Data security is regulated via a standard contractual clause.
(NOTE: No personal data will be transferred to third countries within this scope) - FLOW.AI, Burgemeester Brokxlaan 12, 5041 SB Tilburg, The Netherlands: Chatbot (only when accessed via www.impfen-saarland.de)
Data security is regulated by a processing agreement.
8. Rights of Users and Data Subjects
With regard to the data processing described above, users and data subjects shall be entitled to
a) Right of access
You have the right of access to the personal data processed with regard to your person; that is, you have the right to obtain confirmation as to whether your personal data are processed or not. Insofar as this is the case, you have the right to access the personal data processed about you and certain additional information, as well as to receive a copy in a commonly used electronic format.
b) Right to rectification
You have the right to have inaccurate personal data concerning you corrected as well as the right to have incomplete personal data completed.
c) Right to erasure
You have the right to erasure of your personal data, subject to restrictions under applicable law. This is the case, for example, if the personal data are no longer necessary in relation to the purposes for which they are processed, you withdraw your consent and there is no other legal ground for the processing, or the processing of your personal data is not required for compliance with a legal obligation, or for the assertion, exercise or defence of legal claims.

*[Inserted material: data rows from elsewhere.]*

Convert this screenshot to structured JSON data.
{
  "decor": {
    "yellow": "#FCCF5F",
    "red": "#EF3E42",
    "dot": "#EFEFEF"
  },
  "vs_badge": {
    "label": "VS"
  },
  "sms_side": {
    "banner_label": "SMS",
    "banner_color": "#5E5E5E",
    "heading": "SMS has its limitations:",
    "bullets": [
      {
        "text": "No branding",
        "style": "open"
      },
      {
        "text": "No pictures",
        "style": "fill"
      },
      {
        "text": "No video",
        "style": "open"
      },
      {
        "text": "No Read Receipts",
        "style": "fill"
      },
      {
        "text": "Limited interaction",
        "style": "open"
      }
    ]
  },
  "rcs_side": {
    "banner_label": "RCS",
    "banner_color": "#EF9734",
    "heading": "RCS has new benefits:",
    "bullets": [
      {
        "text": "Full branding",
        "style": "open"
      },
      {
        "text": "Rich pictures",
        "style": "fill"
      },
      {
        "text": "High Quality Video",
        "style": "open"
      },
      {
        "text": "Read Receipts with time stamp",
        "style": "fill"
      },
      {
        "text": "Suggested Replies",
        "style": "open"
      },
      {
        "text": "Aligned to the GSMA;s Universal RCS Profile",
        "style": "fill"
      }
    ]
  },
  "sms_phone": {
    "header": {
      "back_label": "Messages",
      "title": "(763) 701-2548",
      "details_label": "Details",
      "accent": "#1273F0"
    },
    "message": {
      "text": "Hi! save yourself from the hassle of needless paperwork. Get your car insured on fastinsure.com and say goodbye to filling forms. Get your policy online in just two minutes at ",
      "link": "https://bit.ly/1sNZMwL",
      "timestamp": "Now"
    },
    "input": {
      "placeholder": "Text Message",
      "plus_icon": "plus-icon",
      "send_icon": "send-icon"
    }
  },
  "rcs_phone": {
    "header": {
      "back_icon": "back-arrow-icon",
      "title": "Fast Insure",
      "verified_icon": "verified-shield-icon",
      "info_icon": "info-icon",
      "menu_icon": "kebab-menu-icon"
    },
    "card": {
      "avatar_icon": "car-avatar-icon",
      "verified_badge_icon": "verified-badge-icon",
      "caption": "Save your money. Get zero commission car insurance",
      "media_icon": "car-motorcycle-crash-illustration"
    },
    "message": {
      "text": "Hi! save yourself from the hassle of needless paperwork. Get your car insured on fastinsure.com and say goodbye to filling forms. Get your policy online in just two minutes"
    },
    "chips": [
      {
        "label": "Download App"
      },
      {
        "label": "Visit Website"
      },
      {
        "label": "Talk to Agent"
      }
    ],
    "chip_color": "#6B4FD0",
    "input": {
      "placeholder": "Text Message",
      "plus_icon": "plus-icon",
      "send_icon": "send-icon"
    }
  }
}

d) Right to restriction of processing
You have the right to restrict your personal data, for example if you contest its accuracy or if you have objected to the processing as described above. In both cases, this right applies during the processing and verification of your request by us.
e) Right to withdraw your consent to data processing
If you have consented to a certain type of processing, then you have the right to withdraw your consent at any time. The withdrawal of consent shall not affect the lawfulness of processing based on consent before its withdrawal.
f) Right to data portability
You have the right to have data that we automatically process on the basis of your consent or in fulfilment of a contract handed over to you or to a third party in a commonly used, machine-readable format. If you request direct transfer of the data to another controller, then this will only be done to the extent technically feasible.
g) Right to object
You have the right to object if the processing is based on the weighing of interests in accordance with Article 6 Paragraph 1 Sentence 1 lit. e) or f) EU GDPR in order to request a reassessment of interests or to object to direct marketing. We will then carry out a new assessment and continue processing your personal data, despite your objection, only if we can demonstrate compelling legitimate grounds that override your interests.
h) Right to lodge a complaint with the competent supervisory authority
You may file a complaint if you believe that we have violated applicable data protection provisions in the processing of your personal data.
In addition, the provider shall be obliged to inform all recipients to whom data has been disclosed by the provider about any correction or erasure of data or restriction of processing that takes place on the basis of Articles 16, 17 Paragraph 1, 18 of the EU General Data Protection Regulation. However, this obligation shall not obtain insofar as this notification is impossible or involves disproportionate effort. Notwithstanding the above, the user shall have a right to information about these recipients.